Wenn wir an Chemieunternehmen denken: Wie kann die Expertise für Batteriechemie am besten in den OEM-Projekten eingebracht werden?
L. Kothmeier: Die Chemie ist in der Batterieproduktion beispielsweise beim Thema Materialauswahl für das Aktivmaterial, dem Verhalten der Zelle in Produktion und Betrieb und aber auch der Handhabung der Materialien in der Produktion relevant. Beim letzten Thema drängt sich beispielweise das Thema Sauberkeit und Partikelfreiheit der Materialien auf. Höchstrelevant für die Sicherheit der Zelle im späteren Betrieb und gleichzeitig Kernanforderung vieler chemischer Anwendungen sind, Reinheit und Partikelfreiheit gewährleisten zu können.
Hier können sich beide Branchen gut helfen! Die Expertise kann dann gut eingebracht werden, wenn die Chemieindustrie die konkreten Herausforderung der Automobilisten und Zellproduzenten kennt und dann zielgerichtet Lösungen anbieten kann. Kaum eine Planungs- und Betriebsabteilung verfügt über die Kapazitäten und den interdisziplinären Durchblick, selbst nach möglichen Schnittstellen zwischen den Industrien zu suchen, sondern hier bedarf es direkt ein konkretes Lösungsangebot. Verschiedene Industrien nutzen bereits für die Automotive-Industrie sehr wertvolle Technologien, bei denen jedoch niemand jemals auf die Idee gekommen wäre, dass Synergien denkbar sind.

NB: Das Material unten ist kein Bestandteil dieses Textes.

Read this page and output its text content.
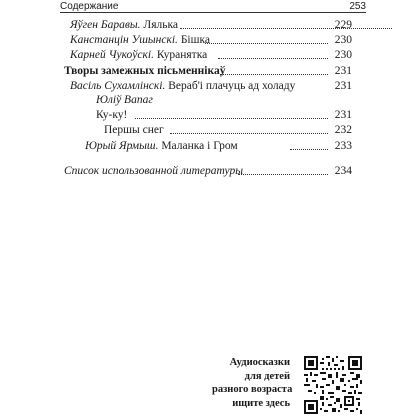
Содержание	253
Яўген Баравы. Лялька	229
Канстанцін Ушынскі. Бішка	230
Карней Чукоўскі. Куранятка	230
Творы замежных пісьменнікаў	231
Васіль Сухамлінскі. Вераб'і плачуць ад холаду	231
Юліў Вапаг
Ку-ку!	231
Першы снег	232
Юрый Ярмыш. Маланка і Гром	233
Список использованной литературы	234
Аудиосказки
для детей
разного возраста
ищите здесь
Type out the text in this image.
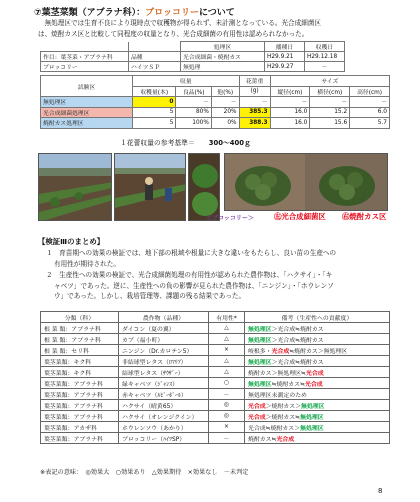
⑦葉茎菜類（アブラナ科）：ブロッコリーについて
　無処理区では生育不良により現時点で収穫物が得られず、未計測となっている。光合成細菌区
は、焼酎カス区と比較して同程度の収量となり、光合成細菌の有用性は認められなかった。
		処理区	播種日	収穫日
作目：葉茎菜・アブラナ科	品種	光合成細菌・焼酎カス	H29.9.21	H29.12.18
ブロッコリー	ハイツＳＰ	無処理	H29.9.27	－
試験区	収量			花蕾重	サイズ		
	収穫量(本)	良品(%)	他(%)	(g)	縦径(cm)	横径(cm)	高径(cm)
無処理区	0	－	－	－	－	－	－
光合成細菌処理区	5	80%	20%	385.3	16.0	15.2	6.0
焼酎カス処理区	5	100%	0%	388.3	16.0	15.6	5.7
１花蕾収量の参考基準＝ 300～400ｇ
＜ブロッコリー＞	㊧光合成細菌区 ㊨焼酎カス区
【検証Ⅲのまとめ】
１　育苗期への効果の検証では、地下部の根域や根量に大きな違いをもたらし、良い苗の生産への
有用性が期待された。
２　生産性への効果の検証で、光合成細菌処理の有用性が認められた農作物は、「ハクサイ」・「キ
ャベツ」であった。逆に、生産性への負の影響が見られた農作物は、「ニンジン」・「ホウレンソ
ウ」であった。しかし、栽培管理等、課題の残る結果であった。
分類（科）	農作物（品種）	有用性*	備考（生産性への貢献度）
根 菜 類：アブラナ科	ダイコン（夏の翼）	△	無処理区＞光合成≒焼酎カス
根 菜 類：アブラナ科	カブ（福小町）	△	無処理区＞光合成≒焼酎カス
根 菜 類：セリ科	ニンジン（Dr.カロテン5）	×	岐根多・光合成≒焼酎カス＞無処理区
葉茎菜類：キク科	非結球型レタス（ﾛﾏﾘｱ）	△	無処理区＞光合成≒焼酎カス
葉茎菜類：キク科	結球型レタス（ｻｳｻﾞｰ）	△	焼酎カス＞無処理区≒光合成
葉茎菜類：アブラナ科	緑キャベツ（ｼﾞｬﾝｽ）	○	無処理区≒焼酎カス≒光合成
葉茎菜類：アブラナ科	赤キャベツ（ﾙﾋﾞｰﾎﾞｰﾙ）	－	無処理区未測定のため
葉茎菜類：アブラナ科	ハクサイ（晴黄65）	◎	光合成＞焼酎カス＞無処理区
葉茎菜類：アブラナ科	ハクサイ（オレンジクイン）	◎	光合成＞焼酎カス≒無処理区
葉茎菜類：アカザ科	ホウレンソウ（あかり）	×	光合成≒焼酎カス＞無処理区
葉茎菜類：アブラナ科	ブロッコリー（ﾊｲﾂSP）	－	焼酎カス≒光合成
※表記の意味：　◎効果大　○効果あり　△効果期待　×効果なし　－未判定
8
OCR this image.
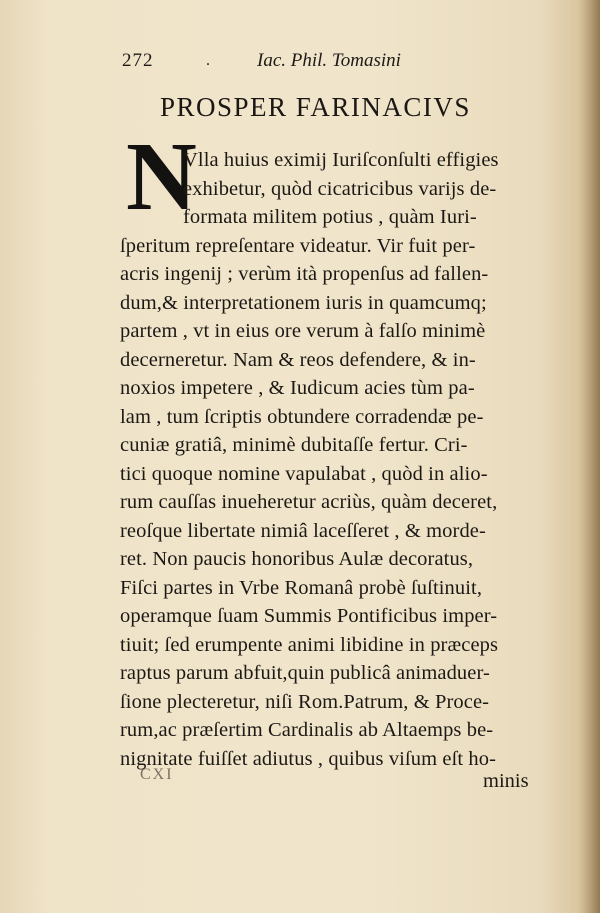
272	. Iac. Phil. Tomasini
PROSPER FARINACIVS
N
Vlla huius eximij Iuriſconſulti effigies
exhibetur, quòd cicatricibus varijs de-
formata militem potius , quàm Iuri-
ſperitum repreſentare videatur. Vir fuit per-
acris ingenij ; verùm ità propenſus ad fallen-
dum,& interpretationem iuris in quamcumq;
partem , vt in eius ore verum à falſo minimè
decerneretur. Nam & reos defendere, & in-
noxios impetere , & Iudicum acies tùm pa-
lam , tum ſcriptis obtundere corradendæ pe-
cuniæ gratiâ, minimè dubitaſſe fertur. Cri-
tici quoque nomine vapulabat , quòd in alio-
rum cauſſas inueheretur acriùs, quàm deceret,
reoſque libertate nimiâ laceſſeret , & morde-
ret. Non paucis honoribus Aulæ decoratus,
Fiſci partes in Vrbe Romanâ probè ſuſtinuit,
operamque ſuam Summis Pontificibus imper-
tiuit; ſed erumpente animi libidine in præceps
raptus parum abfuit,quin publicâ animaduer-
ſione plecteretur, niſi Rom.Patrum, & Proce-
rum,ac præſertim Cardinalis ab Altaemps be-
nignitate fuiſſet adiutus , quibus viſum eſt ho-
CXI	minis
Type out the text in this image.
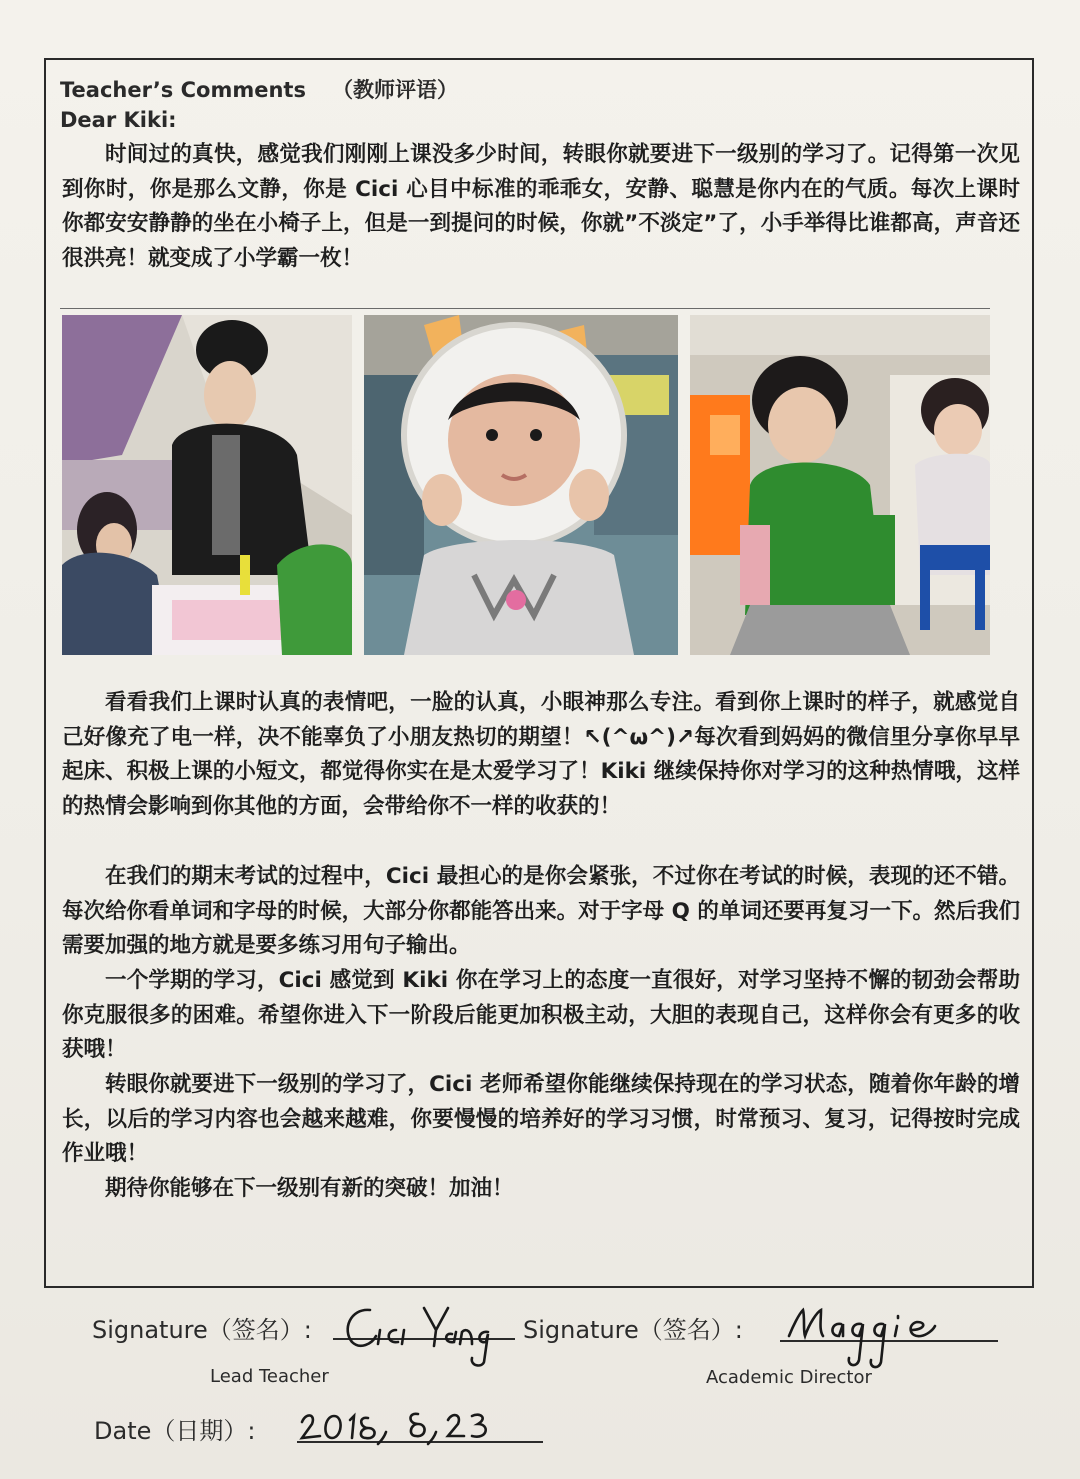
Teacher’s Comments （教师评语）
Dear Kiki:

时间过的真快，感觉我们刚刚上课没多少时间，转眼你就要进下一级别的学习了。记得第一次见到你时，你是那么文静，你是 Cici 心目中标准的乖乖女，安静、聪慧是你内在的气质。每次上课时你都安安静静的坐在小椅子上，但是一到提问的时候，你就”不淡定”了，小手举得比谁都高，声音还很洪亮！就变成了小学霸一枚！

看看我们上课时认真的表情吧，一脸的认真，小眼神那么专注。看到你上课时的样子，就感觉自己好像充了电一样，决不能辜负了小朋友热切的期望！↖(^ω^)↗每次看到妈妈的微信里分享你早早起床、积极上课的小短文，都觉得你实在是太爱学习了！Kiki 继续保持你对学习的这种热情哦，这样的热情会影响到你其他的方面，会带给你不一样的收获的！

在我们的期末考试的过程中，Cici 最担心的是你会紧张，不过你在考试的时候，表现的还不错。每次给你看单词和字母的时候，大部分你都能答出来。对于字母 Q 的单词还要再复习一下。然后我们需要加强的地方就是要多练习用句子输出。

一个学期的学习，Cici 感觉到 Kiki 你在学习上的态度一直很好，对学习坚持不懈的韧劲会帮助你克服很多的困难。希望你进入下一阶段后能更加积极主动，大胆的表现自己，这样你会有更多的收获哦！

转眼你就要进下一级别的学习了，Cici 老师希望你能继续保持现在的学习状态，随着你年龄的增长，以后的学习内容也会越来越难，你要慢慢的培养好的学习习惯，时常预习、复习，记得按时完成作业哦！

期待你能够在下一级别有新的突破！加油！

Signature（签名）:
Lead Teacher
Signature（签名）:
Academic Director
Date（日期）:
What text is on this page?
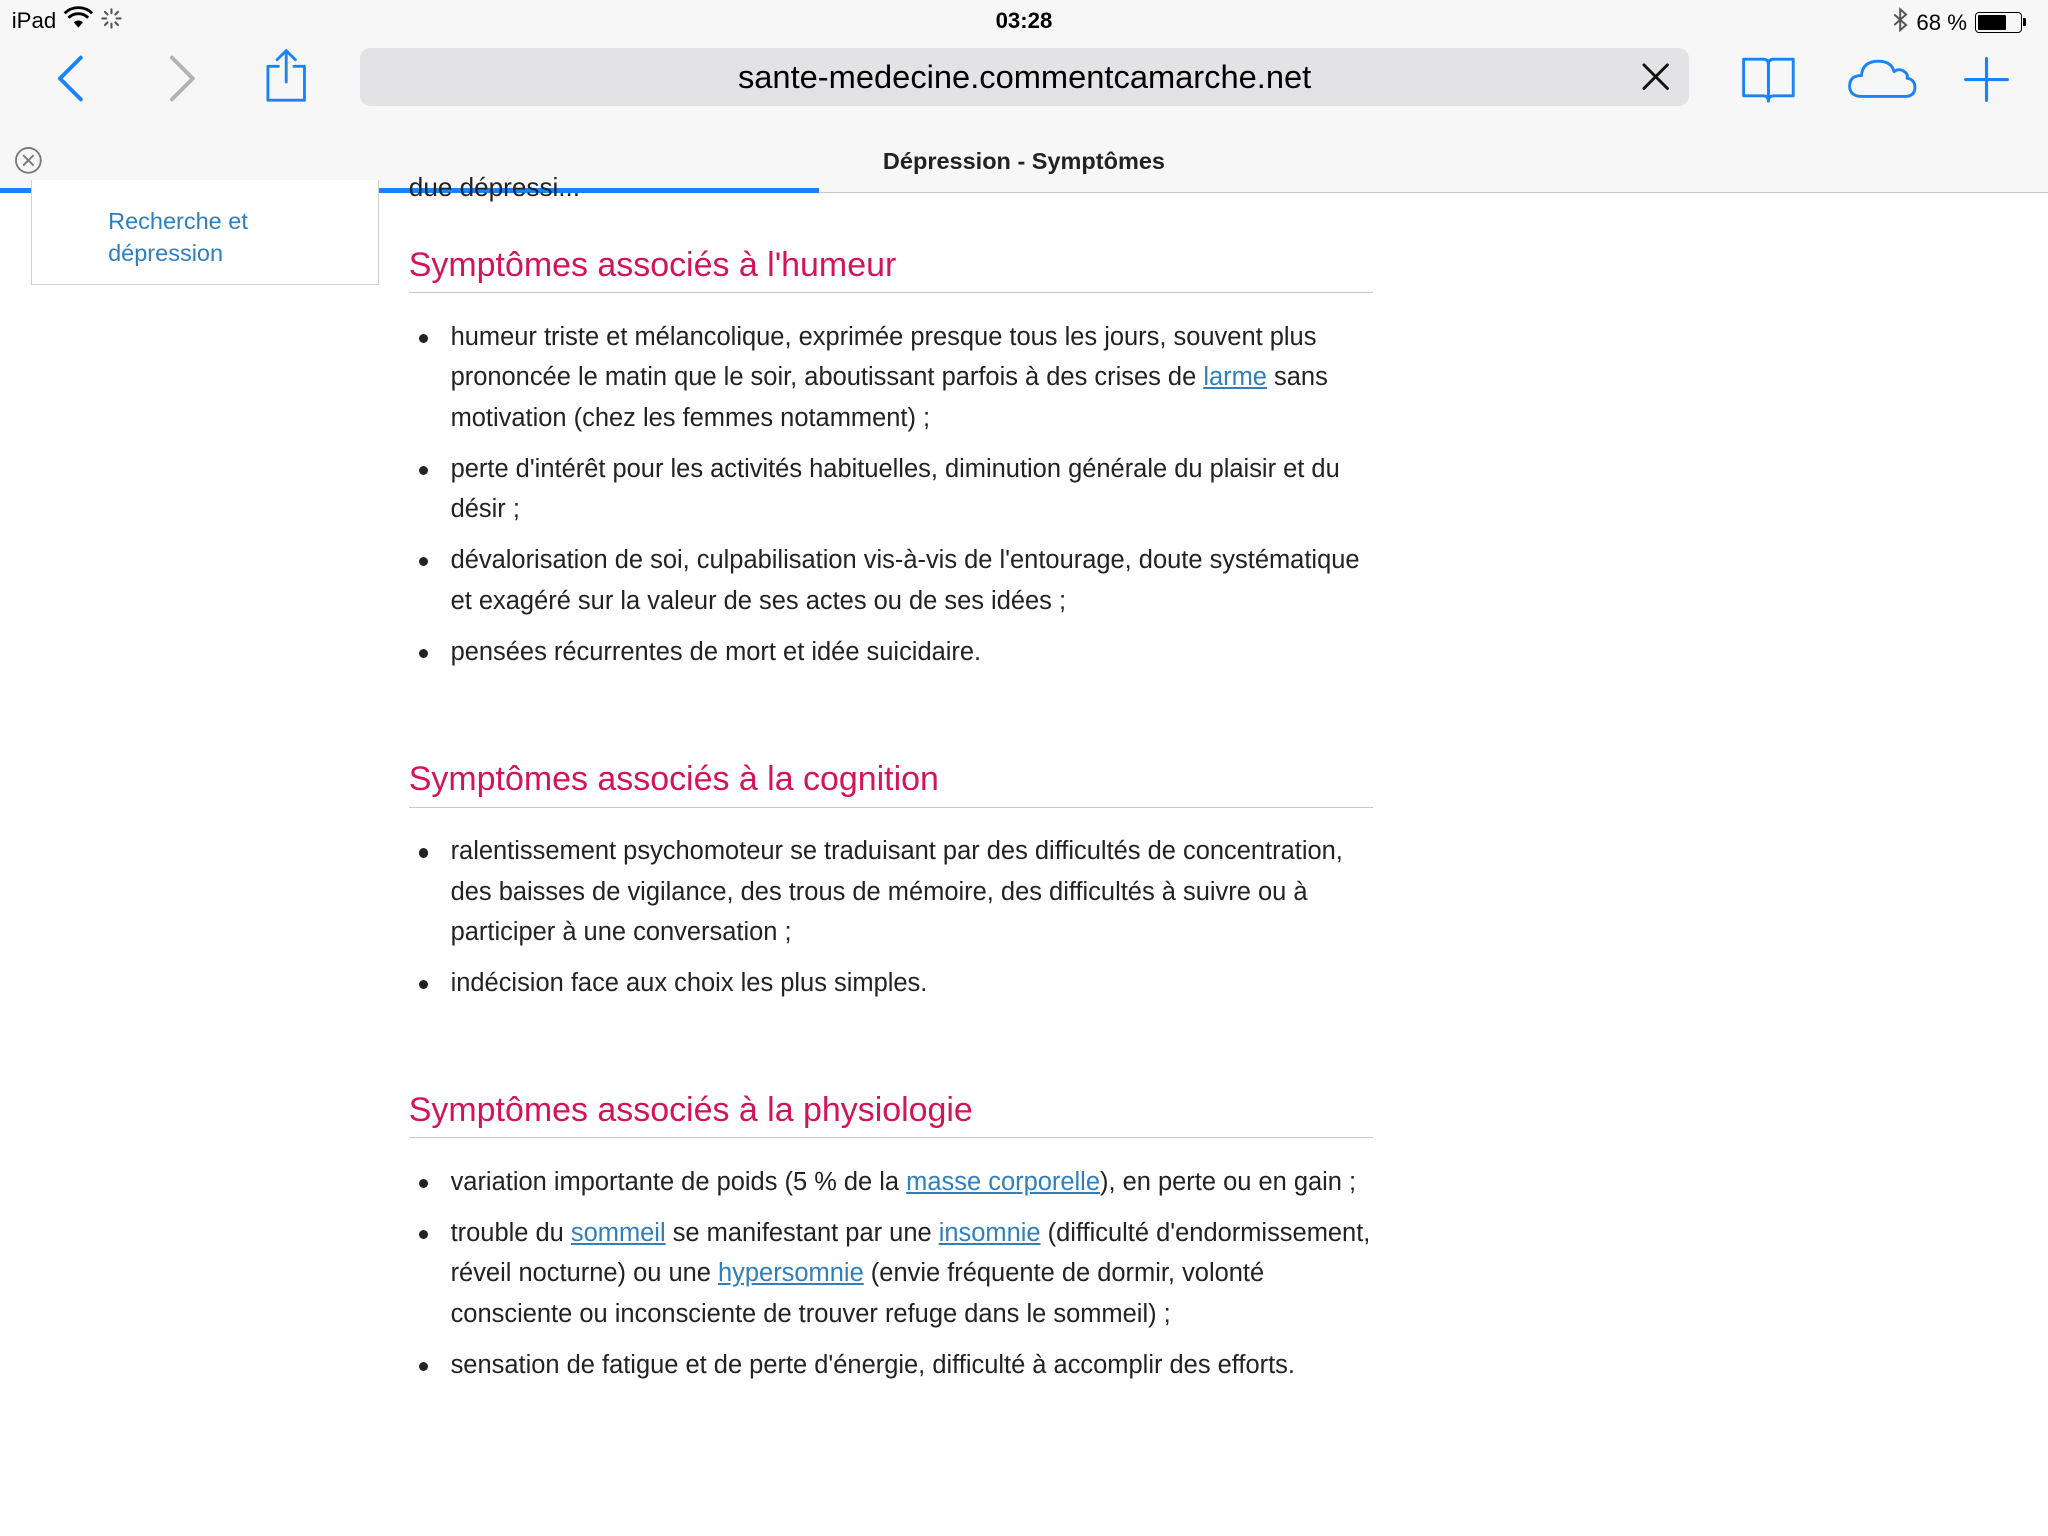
iPad	03:28	68 %
sante-medecine.commentcamarche.net
Dépression - Symptômes
due dépressi...
Recherche et dépression	Symptômes associés à l'humeur
humeur triste et mélancolique, exprimée presque tous les jours, souvent plus prononcée le matin que le soir, aboutissant parfois à des crises de larme sans motivation (chez les femmes notamment) ;
perte d'intérêt pour les activités habituelles, diminution générale du plaisir et du désir ;
dévalorisation de soi, culpabilisation vis-à-vis de l'entourage, doute systématique et exagéré sur la valeur de ses actes ou de ses idées ;
pensées récurrentes de mort et idée suicidaire.
Symptômes associés à la cognition
ralentissement psychomoteur se traduisant par des difficultés de concentration, des baisses de vigilance, des trous de mémoire, des difficultés à suivre ou à participer à une conversation ;
indécision face aux choix les plus simples.
Symptômes associés à la physiologie
variation importante de poids (5 % de la masse corporelle), en perte ou en gain ;
trouble du sommeil se manifestant par une insomnie (difficulté d'endormissement, réveil nocturne) ou une hypersomnie (envie fréquente de dormir, volonté consciente ou inconsciente de trouver refuge dans le sommeil) ;
sensation de fatigue et de perte d'énergie, difficulté à accomplir des efforts.
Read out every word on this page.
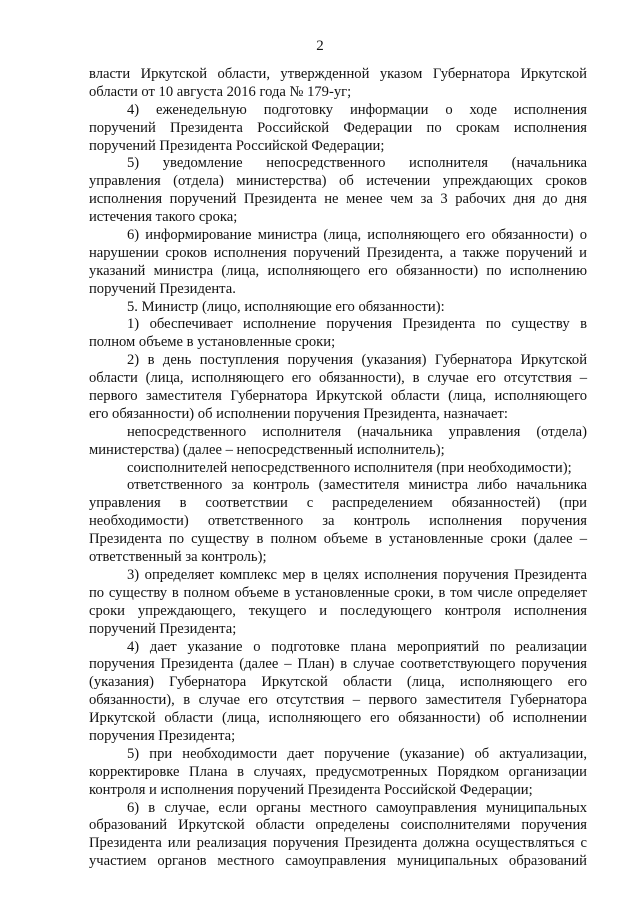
2
власти Иркутской области, утвержденной указом Губернатора Иркутской
области от 10 августа 2016 года № 179-уг;
4) еженедельную подготовку информации о ходе исполнения
поручений Президента Российской Федерации по срокам исполнения
поручений Президента Российской Федерации;
5) уведомление непосредственного исполнителя (начальника
управления (отдела) министерства) об истечении упреждающих сроков
исполнения поручений Президента не менее чем за 3 рабочих дня до дня
истечения такого срока;
6) информирование министра (лица, исполняющего его обязанности) о
нарушении сроков исполнения поручений Президента, а также поручений и
указаний министра (лица, исполняющего его обязанности) по исполнению
поручений Президента.
5. Министр (лицо, исполняющие его обязанности):
1) обеспечивает исполнение поручения Президента по существу в
полном объеме в установленные сроки;
2) в день поступления поручения (указания) Губернатора Иркутской
области (лица, исполняющего его обязанности), в случае его отсутствия –
первого заместителя Губернатора Иркутской области (лица, исполняющего
его обязанности) об исполнении поручения Президента, назначает:
непосредственного исполнителя (начальника управления (отдела)
министерства) (далее – непосредственный исполнитель);
соисполнителей непосредственного исполнителя (при необходимости);
ответственного за контроль (заместителя министра либо начальника
управления в соответствии с распределением обязанностей) (при
необходимости) ответственного за контроль исполнения поручения
Президента по существу в полном объеме в установленные сроки (далее –
ответственный за контроль);
3) определяет комплекс мер в целях исполнения поручения Президента
по существу в полном объеме в установленные сроки, в том числе определяет
сроки упреждающего, текущего и последующего контроля исполнения
поручений Президента;
4) дает указание о подготовке плана мероприятий по реализации
поручения Президента (далее – План) в случае соответствующего поручения
(указания) Губернатора Иркутской области (лица, исполняющего его
обязанности), в случае его отсутствия – первого заместителя Губернатора
Иркутской области (лица, исполняющего его обязанности) об исполнении
поручения Президента;
5) при необходимости дает поручение (указание) об актуализации,
корректировке Плана в случаях, предусмотренных Порядком организации
контроля и исполнения поручений Президента Российской Федерации;
6) в случае, если органы местного самоуправления муниципальных
образований Иркутской области определены соисполнителями поручения
Президента или реализация поручения Президента должна осуществляться с
участием органов местного самоуправления муниципальных образований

Die Forschung und Entwicklung von Batterie- und Zellsystemen ist Deutschland durchaus stark und kann gemeinsam mit industriellen Partnern einen relevanten Beitrag für die Entwicklung neuer Batteriechemien leisten. Wie schätzen Sie die Situation im Anlagenbau ein?
L. Kothmeier: Der Anlagenbau macht in meinen Augen großartige Fortschritte. Vor fünf Jahren gab es kaum ein seriöses Angebot, gesamte Gigafactories mit lokalen Anlagenbauern zu realisieren. Mittlerweile haben sich viele Unternehmen organisiert und entwickeln eigene Technologien, die definitiv wettbewerbsfähig sind. Die Wettbewerbsfähigkeit ist häufig jedoch erst bei Betrachtung der Gesamtkosten (TCO) darlegbar und nicht bereits im Einkaufspreis, was den Vertriebsprozess vieler Anlagenbauer noch sehr erschwert. Ich bin sehr positiver Dinge, dass der lokale Maschinenbau die erforderliche Technologie liefern kann.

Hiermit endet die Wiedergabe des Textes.